8: Mansfield 1909 (cat. no. 25).

9: Pennell 1921C, pp. 49, 171.

10: Kennedy 1910 (cat. no. 25).


The drawing on which the etching is based, r.: Succès d'Erneste à Cologne; v.: Tracing of recto [m0271], was made in Cologne (Köln), an ancient, large and important city on the banks of the Rhine. The copper plate may have been developed there or on Whistler's return to Paris.


The drawing, Succès d'Erneste à Cologne, was used to trace the design onto the copper plate 11 ; the plate itself was dedicated to Francis Seymour Haden, Sr (1818-1910), and the drawing was acquired by him.

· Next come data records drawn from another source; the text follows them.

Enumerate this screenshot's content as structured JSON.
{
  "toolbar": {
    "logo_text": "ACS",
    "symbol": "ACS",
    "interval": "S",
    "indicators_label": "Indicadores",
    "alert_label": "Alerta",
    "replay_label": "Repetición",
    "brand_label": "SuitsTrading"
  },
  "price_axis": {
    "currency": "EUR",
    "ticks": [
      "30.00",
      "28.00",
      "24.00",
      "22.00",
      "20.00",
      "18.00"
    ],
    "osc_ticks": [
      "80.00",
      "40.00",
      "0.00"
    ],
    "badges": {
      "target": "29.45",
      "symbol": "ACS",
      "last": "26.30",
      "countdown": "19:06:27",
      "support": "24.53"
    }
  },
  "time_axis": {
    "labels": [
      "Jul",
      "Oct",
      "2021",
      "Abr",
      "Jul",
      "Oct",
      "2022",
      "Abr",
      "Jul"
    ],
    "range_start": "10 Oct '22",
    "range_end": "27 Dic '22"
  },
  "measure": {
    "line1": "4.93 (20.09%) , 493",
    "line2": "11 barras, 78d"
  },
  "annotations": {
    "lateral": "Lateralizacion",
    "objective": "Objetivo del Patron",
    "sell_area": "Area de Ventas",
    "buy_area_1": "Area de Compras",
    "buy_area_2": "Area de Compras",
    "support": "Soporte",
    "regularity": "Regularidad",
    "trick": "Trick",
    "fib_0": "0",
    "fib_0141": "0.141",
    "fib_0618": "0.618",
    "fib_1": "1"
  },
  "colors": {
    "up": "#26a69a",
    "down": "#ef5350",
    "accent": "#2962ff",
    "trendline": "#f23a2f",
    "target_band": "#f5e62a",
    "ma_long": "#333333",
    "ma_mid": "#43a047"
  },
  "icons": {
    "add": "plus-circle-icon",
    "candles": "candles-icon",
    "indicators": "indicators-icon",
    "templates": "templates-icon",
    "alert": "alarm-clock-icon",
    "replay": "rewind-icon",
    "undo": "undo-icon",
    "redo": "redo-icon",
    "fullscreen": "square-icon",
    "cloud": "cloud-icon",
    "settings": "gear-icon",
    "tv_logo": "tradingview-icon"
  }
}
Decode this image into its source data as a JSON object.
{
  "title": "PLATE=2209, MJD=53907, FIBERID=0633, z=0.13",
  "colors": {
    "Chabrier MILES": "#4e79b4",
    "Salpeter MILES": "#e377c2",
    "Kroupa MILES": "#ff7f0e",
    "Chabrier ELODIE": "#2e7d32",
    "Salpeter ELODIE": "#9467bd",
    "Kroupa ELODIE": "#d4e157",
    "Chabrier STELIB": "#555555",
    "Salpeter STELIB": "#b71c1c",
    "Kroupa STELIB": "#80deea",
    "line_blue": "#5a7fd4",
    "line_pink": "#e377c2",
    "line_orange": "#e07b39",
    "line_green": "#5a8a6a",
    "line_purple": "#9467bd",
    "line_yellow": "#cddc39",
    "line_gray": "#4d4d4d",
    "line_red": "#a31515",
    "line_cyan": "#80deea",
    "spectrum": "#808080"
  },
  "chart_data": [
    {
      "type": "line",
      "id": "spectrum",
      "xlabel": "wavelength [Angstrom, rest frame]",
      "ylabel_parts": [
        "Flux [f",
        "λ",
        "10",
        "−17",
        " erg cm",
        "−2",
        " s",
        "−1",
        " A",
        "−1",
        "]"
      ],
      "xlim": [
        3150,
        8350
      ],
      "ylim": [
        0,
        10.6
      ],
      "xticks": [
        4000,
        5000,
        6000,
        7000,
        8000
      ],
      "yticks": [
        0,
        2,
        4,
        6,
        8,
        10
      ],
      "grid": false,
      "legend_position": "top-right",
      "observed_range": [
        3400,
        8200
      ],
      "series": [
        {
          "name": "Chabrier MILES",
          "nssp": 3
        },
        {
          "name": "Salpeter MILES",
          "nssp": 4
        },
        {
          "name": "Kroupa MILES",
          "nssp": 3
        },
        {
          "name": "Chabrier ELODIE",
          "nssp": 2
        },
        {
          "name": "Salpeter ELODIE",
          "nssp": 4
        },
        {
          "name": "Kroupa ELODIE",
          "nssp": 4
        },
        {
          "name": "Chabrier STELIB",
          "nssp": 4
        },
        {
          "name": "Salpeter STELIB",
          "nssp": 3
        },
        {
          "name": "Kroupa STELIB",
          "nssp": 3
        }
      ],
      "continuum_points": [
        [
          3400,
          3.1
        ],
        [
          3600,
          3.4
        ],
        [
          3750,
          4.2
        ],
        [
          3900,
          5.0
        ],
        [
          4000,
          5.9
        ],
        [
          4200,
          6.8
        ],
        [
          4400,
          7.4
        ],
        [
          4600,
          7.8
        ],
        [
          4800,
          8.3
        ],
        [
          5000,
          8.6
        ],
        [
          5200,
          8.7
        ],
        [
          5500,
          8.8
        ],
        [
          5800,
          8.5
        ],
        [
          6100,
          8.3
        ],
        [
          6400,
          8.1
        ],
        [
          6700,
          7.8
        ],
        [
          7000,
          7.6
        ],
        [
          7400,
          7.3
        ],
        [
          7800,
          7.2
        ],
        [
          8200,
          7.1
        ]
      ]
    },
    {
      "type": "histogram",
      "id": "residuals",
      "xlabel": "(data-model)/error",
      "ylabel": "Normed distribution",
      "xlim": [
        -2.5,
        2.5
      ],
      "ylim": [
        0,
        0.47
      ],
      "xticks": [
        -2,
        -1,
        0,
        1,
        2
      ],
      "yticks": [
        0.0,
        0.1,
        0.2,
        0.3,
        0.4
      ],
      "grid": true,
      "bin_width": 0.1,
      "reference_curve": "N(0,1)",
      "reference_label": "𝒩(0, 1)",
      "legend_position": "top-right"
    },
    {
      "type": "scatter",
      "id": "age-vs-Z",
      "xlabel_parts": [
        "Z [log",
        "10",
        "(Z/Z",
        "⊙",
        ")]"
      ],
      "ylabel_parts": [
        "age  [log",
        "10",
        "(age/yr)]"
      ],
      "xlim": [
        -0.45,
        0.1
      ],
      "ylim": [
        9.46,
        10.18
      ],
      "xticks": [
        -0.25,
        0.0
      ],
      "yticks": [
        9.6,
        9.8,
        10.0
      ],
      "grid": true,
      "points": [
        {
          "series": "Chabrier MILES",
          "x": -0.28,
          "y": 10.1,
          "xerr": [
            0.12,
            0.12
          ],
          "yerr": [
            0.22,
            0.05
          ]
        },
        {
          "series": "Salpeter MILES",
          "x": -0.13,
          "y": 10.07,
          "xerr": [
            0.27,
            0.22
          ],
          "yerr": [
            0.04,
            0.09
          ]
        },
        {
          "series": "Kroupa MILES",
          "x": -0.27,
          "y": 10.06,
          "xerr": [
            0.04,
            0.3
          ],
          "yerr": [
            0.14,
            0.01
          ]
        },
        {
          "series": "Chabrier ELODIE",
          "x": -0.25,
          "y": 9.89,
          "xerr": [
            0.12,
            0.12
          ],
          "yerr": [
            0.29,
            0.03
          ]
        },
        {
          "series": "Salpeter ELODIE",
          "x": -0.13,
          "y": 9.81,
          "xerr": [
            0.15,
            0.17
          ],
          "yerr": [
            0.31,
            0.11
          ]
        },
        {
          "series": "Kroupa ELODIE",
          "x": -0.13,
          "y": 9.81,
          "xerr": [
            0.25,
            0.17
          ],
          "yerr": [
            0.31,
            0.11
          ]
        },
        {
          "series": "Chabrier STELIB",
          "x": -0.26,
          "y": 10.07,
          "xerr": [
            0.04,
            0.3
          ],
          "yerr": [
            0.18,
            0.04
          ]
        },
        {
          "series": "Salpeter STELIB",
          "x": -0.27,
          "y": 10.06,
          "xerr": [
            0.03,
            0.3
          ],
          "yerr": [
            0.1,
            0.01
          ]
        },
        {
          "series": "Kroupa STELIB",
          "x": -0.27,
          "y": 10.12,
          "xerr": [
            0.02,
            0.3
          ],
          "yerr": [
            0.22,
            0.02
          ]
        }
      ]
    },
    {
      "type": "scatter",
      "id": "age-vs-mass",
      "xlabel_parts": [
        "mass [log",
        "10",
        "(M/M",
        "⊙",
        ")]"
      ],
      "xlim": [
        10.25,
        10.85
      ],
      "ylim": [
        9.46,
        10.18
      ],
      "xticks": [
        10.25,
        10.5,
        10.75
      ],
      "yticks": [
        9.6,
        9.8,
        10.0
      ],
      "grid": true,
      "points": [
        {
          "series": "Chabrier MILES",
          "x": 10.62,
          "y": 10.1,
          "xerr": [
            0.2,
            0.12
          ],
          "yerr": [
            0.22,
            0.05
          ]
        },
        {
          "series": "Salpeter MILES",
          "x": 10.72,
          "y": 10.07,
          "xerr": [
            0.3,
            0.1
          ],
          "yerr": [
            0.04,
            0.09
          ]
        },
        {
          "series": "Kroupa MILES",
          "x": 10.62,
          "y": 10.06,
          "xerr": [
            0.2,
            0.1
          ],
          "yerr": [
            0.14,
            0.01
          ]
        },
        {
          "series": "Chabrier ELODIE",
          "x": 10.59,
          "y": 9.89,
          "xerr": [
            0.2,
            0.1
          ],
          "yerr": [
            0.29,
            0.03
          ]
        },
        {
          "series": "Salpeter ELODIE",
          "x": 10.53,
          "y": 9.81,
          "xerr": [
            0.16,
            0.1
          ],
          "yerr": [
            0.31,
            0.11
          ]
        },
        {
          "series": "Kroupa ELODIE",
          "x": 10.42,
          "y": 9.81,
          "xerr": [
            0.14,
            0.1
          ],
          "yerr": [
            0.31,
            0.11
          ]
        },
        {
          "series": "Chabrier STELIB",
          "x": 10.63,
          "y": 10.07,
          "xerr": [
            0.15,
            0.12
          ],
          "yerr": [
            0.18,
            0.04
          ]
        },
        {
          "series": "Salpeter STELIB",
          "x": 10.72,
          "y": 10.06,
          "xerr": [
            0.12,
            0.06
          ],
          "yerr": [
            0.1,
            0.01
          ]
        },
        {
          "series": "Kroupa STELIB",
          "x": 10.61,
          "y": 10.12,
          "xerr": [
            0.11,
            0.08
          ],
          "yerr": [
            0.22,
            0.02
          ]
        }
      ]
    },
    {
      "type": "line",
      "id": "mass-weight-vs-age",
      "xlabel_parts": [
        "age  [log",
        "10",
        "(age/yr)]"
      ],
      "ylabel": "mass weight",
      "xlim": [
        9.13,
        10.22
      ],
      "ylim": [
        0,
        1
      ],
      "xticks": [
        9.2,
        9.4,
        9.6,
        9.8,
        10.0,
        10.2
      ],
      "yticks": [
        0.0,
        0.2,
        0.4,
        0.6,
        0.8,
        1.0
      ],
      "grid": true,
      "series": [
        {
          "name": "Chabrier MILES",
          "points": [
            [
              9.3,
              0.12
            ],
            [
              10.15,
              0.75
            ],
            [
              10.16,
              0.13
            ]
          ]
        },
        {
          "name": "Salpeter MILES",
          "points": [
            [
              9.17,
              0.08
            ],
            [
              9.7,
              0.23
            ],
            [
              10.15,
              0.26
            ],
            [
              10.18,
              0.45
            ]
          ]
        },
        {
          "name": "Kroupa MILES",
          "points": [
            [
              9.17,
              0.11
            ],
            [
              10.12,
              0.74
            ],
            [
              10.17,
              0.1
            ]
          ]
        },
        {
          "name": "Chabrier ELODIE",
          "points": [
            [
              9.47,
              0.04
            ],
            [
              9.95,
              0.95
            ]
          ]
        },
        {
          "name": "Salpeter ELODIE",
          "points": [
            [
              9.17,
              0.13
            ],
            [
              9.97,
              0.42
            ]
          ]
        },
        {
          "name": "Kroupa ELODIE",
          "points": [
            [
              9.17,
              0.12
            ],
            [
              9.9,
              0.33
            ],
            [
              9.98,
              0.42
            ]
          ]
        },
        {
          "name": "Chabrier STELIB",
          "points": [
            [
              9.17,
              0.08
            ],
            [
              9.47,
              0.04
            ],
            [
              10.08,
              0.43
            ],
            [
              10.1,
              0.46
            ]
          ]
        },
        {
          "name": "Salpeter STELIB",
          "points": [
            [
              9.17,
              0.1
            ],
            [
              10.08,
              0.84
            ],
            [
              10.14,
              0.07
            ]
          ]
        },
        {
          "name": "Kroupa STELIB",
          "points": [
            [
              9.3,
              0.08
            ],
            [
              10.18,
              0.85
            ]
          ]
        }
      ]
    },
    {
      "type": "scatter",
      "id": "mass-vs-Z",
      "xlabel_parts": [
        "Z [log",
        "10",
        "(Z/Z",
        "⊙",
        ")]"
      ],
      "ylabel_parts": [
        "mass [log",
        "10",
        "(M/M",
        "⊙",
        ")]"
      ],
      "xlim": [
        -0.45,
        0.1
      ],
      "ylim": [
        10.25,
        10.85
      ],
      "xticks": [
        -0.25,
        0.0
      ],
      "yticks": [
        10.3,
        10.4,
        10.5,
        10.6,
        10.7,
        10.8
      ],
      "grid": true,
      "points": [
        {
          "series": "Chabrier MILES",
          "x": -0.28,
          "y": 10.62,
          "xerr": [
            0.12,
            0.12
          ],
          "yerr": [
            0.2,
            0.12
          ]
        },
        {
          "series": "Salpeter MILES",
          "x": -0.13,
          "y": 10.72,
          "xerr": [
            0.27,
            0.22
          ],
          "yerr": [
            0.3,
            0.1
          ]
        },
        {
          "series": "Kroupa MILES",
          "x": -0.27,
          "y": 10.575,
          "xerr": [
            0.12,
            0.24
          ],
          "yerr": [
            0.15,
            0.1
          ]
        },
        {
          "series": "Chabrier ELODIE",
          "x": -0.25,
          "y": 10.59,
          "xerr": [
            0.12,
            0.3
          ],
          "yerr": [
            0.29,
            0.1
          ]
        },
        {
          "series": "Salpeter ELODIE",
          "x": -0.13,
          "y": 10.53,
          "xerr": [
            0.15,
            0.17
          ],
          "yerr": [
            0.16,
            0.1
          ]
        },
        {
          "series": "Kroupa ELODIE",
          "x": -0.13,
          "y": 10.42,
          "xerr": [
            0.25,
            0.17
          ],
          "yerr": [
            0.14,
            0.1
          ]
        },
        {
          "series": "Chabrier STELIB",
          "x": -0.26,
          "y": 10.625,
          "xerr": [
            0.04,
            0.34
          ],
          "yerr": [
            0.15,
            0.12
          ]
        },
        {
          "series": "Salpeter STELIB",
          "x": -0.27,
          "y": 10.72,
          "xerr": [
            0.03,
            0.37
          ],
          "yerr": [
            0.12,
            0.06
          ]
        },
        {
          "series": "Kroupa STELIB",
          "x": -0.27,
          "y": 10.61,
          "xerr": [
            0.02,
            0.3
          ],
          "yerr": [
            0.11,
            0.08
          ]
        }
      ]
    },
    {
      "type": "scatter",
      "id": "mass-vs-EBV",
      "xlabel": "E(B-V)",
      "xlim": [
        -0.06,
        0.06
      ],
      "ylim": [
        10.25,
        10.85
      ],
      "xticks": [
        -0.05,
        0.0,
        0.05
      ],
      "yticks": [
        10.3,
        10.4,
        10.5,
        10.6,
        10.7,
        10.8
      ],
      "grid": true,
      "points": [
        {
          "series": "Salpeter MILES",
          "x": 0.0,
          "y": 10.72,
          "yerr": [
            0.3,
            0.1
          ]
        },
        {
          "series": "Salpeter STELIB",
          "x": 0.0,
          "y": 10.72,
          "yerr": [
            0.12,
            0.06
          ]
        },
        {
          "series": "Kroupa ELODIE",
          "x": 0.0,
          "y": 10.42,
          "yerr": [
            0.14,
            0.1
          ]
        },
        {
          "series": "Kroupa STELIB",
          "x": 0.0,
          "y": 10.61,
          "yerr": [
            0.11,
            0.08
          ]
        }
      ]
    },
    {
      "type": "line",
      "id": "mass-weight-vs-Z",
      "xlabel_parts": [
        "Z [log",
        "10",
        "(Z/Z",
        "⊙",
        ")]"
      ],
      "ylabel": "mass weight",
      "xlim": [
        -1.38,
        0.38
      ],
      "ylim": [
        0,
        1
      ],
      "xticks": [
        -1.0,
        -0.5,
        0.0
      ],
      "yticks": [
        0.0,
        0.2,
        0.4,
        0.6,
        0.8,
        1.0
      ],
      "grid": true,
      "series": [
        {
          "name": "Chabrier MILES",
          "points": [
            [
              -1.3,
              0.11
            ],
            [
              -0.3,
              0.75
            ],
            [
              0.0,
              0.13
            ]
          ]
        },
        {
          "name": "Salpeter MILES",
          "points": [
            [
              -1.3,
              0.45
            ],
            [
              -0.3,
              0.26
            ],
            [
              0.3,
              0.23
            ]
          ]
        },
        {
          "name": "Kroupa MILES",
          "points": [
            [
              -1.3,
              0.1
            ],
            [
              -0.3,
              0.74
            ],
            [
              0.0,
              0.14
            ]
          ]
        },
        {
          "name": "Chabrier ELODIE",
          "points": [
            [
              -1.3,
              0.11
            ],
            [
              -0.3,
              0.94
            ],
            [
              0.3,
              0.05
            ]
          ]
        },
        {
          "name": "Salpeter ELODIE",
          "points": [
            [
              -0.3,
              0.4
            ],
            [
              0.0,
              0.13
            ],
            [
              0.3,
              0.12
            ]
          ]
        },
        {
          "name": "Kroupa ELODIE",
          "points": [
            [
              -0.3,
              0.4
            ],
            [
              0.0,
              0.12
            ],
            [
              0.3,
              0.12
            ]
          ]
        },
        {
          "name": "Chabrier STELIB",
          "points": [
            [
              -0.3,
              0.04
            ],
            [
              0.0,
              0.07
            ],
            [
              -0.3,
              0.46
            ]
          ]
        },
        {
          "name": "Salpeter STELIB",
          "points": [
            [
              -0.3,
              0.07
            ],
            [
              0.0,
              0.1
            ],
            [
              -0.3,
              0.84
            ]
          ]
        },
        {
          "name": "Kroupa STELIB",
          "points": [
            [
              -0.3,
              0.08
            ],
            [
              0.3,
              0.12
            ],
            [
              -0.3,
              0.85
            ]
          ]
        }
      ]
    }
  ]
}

11: MacDonald 1995 (cat. nos. 270-271).

The catalogue raisonné of Whistler's drawings discusses the relationship between the drawing (which came from a small sketchbook) and the etching:
'The shapes of the figures of the children admiringly surrounding Erneste Delannoy are distinctive. Whistler used two or three outlines for each shape. There is neat vertical shading in the centre, and horizontal lines make masks for the children at left. The drawing is on fine soft paper, through which the main lines of the design were neatly traced with a fine point for the etching which was to become the title to the 'French Set'. On the plate, Whistler reworked the head to look more like himself. Although the drawing was done during the tour of the Rhineland, it could have been traced and transferred to the etching plate when Whistler returned to Paris in October 1858. It is the only drawing which was definitely transferred by this method. ' 12

12: MacDonald 1995 (cat. no. 271).

Thus the composition as seen in the drawing was reversed in the etching as printed. In addition, it is recorded that a pencil drawing, 'An Artist sketching', said to be the design for the title to the 'French Set' was sold at Sotheby's on 4 May 1949 (lot 12) and bought by 'M. Stewart' for £28.0.0, but it has not been traced.